Growth (certainly the kind of growth that our economies might have achieved had they been less hampered by austerity) has a carbon footprint and a very significant one at that. Indeed, arguably, the crisis has done more to slow the pace of environmental degradation than any policy innovation designed to achieve such an effect. But that is hardly cause for celebration, nor good reason to wish for permanent recession. The point is that, in time, we may well need to wean ourselves off growth (especially if my hunch about the environmental unsustainability of all growth is true), but that does not mean that all de-growth is good de-growth (one’s enemy’s enemy is not necessarily one’s friend).
So where does this take us? I think the best way to think about this is in terms of the ‘carbon footprint of growth’. If we acknowledge that all growth has a carbon footprint – and that is perhaps as close to a truism as anything in this extended thought experiment – then that suggests three potential types of response. We might seek to offset the carbon footprint (though, of course, that cannot work at a planetary level); we might seek to reduce the carbon footprint (by making our growth less environmentally damaging than it might otherwise be); or we might strive to reduce our dependence on growth and to promote other measures of economic success.
Of these, it is the third, which surely holds out the best prospect (though it is the least discussed). Growth, in a way, is a convention for measuring economic success. Indeed, it has become the global currency of economic success. It is not difficult to see why. But, like all conventions, growth need not be the global currency of economic success – and there is a very strong moral and ecological argument for suggesting that it should no longer be tolerated as that. Things could be different; we could target something else. But what we almost certainly cannot do is to replace GDP growth at a stroke with some other measure of economic success. The transition would need to be managed carefully and cumulatively, as well as coordinated globally.
But it is not difficult to imagine what might be entailed here. Alongside GDP data we would need to build a new index of economic success – a compound index, inevitably, which might include things like changes in the Gini coefficient (in the direction of greater societal equality), changes in per capita energy use (rewarding increased energy efficiency and sustainability), changes in per capita carbon emissions (rewarding the greening of residual growth) and perhaps a range of more familiar development indices (changes in literacy rates and so forth).

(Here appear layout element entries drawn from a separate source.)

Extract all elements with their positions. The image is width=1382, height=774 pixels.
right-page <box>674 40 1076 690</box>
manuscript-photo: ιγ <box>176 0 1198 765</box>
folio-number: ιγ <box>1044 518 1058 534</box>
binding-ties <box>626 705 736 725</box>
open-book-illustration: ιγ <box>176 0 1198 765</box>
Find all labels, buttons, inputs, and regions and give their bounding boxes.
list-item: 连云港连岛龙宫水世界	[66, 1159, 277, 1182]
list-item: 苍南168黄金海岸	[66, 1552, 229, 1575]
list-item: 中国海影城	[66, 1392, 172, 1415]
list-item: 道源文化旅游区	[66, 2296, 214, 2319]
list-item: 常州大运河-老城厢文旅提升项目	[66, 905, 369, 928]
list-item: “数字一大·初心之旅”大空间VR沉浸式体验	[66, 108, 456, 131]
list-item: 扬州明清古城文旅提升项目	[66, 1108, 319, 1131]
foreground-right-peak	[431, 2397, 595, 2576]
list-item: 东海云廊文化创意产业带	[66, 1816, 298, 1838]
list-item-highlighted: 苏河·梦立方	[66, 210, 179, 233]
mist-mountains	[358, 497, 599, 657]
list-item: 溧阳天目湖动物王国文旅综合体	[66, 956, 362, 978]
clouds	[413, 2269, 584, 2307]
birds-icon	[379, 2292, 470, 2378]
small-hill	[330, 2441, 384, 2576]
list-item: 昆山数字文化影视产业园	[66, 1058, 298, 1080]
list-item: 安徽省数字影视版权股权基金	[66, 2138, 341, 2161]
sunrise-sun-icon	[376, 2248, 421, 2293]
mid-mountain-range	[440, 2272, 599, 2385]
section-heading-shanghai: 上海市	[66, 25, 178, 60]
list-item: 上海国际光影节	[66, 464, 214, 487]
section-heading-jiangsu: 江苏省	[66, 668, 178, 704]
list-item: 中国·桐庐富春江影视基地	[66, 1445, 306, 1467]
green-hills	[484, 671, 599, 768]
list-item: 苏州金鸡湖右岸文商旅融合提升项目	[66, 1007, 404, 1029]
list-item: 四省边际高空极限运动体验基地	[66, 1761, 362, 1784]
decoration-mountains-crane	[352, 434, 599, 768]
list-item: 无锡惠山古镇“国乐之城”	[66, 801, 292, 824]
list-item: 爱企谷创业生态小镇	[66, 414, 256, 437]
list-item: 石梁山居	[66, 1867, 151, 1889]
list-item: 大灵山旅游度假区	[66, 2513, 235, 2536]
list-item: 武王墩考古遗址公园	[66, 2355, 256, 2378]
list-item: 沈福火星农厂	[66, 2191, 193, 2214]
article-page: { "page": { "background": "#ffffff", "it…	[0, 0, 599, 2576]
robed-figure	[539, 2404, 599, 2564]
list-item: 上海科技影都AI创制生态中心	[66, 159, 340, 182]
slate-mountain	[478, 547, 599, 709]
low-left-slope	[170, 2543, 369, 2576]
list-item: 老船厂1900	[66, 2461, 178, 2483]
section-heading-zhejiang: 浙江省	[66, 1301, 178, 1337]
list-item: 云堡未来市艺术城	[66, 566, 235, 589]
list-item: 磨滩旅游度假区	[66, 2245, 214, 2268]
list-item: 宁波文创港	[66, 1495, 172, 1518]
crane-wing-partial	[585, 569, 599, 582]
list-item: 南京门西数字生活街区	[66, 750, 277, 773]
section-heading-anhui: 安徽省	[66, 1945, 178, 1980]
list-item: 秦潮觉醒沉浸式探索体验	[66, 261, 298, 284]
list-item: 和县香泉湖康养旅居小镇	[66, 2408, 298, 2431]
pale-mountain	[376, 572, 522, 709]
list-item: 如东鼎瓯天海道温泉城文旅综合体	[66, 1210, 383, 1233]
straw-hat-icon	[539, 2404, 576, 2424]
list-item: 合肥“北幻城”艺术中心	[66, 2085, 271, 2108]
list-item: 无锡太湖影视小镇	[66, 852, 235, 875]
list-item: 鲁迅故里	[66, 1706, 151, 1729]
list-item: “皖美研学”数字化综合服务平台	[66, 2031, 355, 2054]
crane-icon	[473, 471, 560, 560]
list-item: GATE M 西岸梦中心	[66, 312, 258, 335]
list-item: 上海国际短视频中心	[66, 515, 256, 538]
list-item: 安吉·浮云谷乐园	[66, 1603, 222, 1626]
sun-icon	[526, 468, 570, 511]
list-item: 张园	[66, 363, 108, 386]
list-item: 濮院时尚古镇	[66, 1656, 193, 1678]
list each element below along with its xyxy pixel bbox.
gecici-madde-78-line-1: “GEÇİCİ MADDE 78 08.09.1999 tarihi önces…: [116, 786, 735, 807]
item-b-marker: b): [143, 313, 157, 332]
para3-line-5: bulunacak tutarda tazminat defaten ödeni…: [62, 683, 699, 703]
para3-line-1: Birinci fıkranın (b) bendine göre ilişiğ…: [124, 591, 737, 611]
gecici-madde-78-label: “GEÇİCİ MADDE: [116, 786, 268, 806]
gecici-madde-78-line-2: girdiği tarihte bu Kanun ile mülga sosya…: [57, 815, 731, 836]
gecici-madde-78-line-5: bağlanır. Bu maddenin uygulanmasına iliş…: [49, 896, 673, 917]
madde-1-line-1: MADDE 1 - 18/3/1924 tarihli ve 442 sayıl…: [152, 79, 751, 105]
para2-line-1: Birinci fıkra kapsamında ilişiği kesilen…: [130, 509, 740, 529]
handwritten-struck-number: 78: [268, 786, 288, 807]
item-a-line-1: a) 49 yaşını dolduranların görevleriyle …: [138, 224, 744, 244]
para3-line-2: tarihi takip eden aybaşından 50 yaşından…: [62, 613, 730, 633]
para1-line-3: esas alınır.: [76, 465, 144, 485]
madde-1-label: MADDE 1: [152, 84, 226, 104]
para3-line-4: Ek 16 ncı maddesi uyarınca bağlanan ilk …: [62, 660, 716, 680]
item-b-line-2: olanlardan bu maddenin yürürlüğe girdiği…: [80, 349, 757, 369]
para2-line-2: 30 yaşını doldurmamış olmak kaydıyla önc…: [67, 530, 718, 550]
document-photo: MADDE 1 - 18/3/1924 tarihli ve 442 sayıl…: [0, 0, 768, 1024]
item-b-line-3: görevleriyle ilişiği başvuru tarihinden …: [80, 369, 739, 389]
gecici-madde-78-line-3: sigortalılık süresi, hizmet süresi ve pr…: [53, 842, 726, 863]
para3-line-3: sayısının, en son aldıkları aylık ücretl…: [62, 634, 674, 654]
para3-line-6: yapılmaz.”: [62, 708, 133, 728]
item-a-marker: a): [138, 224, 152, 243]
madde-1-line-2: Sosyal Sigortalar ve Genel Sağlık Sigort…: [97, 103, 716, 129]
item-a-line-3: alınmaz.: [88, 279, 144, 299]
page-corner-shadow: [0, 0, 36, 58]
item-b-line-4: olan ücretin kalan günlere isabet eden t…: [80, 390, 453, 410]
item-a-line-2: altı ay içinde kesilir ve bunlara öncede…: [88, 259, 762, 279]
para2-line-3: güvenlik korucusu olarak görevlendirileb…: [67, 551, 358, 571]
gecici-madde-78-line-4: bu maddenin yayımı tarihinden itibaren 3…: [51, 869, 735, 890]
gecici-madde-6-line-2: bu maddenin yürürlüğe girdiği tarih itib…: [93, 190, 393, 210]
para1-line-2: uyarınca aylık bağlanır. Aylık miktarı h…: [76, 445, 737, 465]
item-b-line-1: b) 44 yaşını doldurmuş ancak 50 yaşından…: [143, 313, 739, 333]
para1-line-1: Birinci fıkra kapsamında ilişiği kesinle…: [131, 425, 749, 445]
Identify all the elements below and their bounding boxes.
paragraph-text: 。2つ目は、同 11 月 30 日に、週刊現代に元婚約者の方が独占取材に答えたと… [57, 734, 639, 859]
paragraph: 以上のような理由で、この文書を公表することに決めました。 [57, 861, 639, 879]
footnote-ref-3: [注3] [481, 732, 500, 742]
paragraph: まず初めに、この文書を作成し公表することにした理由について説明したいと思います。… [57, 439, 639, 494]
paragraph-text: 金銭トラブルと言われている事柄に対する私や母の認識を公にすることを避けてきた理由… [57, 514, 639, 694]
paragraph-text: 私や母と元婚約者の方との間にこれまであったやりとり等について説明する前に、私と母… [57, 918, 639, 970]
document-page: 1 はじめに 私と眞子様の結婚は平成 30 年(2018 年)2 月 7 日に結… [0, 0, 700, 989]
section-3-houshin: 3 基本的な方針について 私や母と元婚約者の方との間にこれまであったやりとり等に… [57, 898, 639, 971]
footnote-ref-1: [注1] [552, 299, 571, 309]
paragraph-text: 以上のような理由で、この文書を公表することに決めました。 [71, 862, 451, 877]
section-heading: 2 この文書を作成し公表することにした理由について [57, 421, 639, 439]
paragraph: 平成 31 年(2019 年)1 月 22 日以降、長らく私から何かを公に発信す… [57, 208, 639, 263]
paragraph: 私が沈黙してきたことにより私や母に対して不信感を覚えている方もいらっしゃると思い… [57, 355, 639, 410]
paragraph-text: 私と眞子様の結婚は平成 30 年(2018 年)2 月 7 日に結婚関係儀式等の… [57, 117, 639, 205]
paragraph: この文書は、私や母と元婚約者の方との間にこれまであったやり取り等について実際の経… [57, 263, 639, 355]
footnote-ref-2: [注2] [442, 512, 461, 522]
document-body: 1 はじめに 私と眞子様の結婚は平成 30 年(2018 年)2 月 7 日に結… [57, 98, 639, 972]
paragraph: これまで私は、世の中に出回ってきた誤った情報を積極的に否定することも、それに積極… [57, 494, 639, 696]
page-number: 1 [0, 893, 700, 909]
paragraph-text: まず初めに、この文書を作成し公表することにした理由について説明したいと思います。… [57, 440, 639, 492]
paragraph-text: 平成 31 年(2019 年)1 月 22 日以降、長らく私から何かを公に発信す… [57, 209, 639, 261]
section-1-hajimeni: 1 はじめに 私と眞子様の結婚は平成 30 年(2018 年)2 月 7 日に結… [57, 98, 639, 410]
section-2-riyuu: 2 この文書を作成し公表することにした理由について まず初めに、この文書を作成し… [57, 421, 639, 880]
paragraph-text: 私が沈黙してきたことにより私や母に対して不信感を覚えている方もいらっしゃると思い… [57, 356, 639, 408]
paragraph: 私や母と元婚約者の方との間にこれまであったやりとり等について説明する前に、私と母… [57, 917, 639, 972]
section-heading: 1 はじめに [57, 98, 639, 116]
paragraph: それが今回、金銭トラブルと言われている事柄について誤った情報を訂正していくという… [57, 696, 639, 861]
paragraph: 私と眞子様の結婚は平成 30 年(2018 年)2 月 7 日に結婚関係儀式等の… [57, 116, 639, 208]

This alternative social, environmental and developmental index (SED) would be recorded and published alongside GDP, and would thus allow the production of a new hybrid GDP-SED index. Over a globally agreed timescale, the proportion of SED relative to GDP in the hybrid index would rise – from zero (now) to 100 per cent (at some agreed point in the future). And, of course, we would gauge whether our economies were ‘growing’, ‘flat-lining’ or ‘in recession’ according to the new hybrid index as, in effect, we moved from measuring economic performance by relation to GDP to measuring it in terms of SED. The changes to our modes of living, over that period of time, would be immense. But if we are to think beyond growth that, quite simply, is what is entailed. It is a daunting prospect, but such action is long overdue.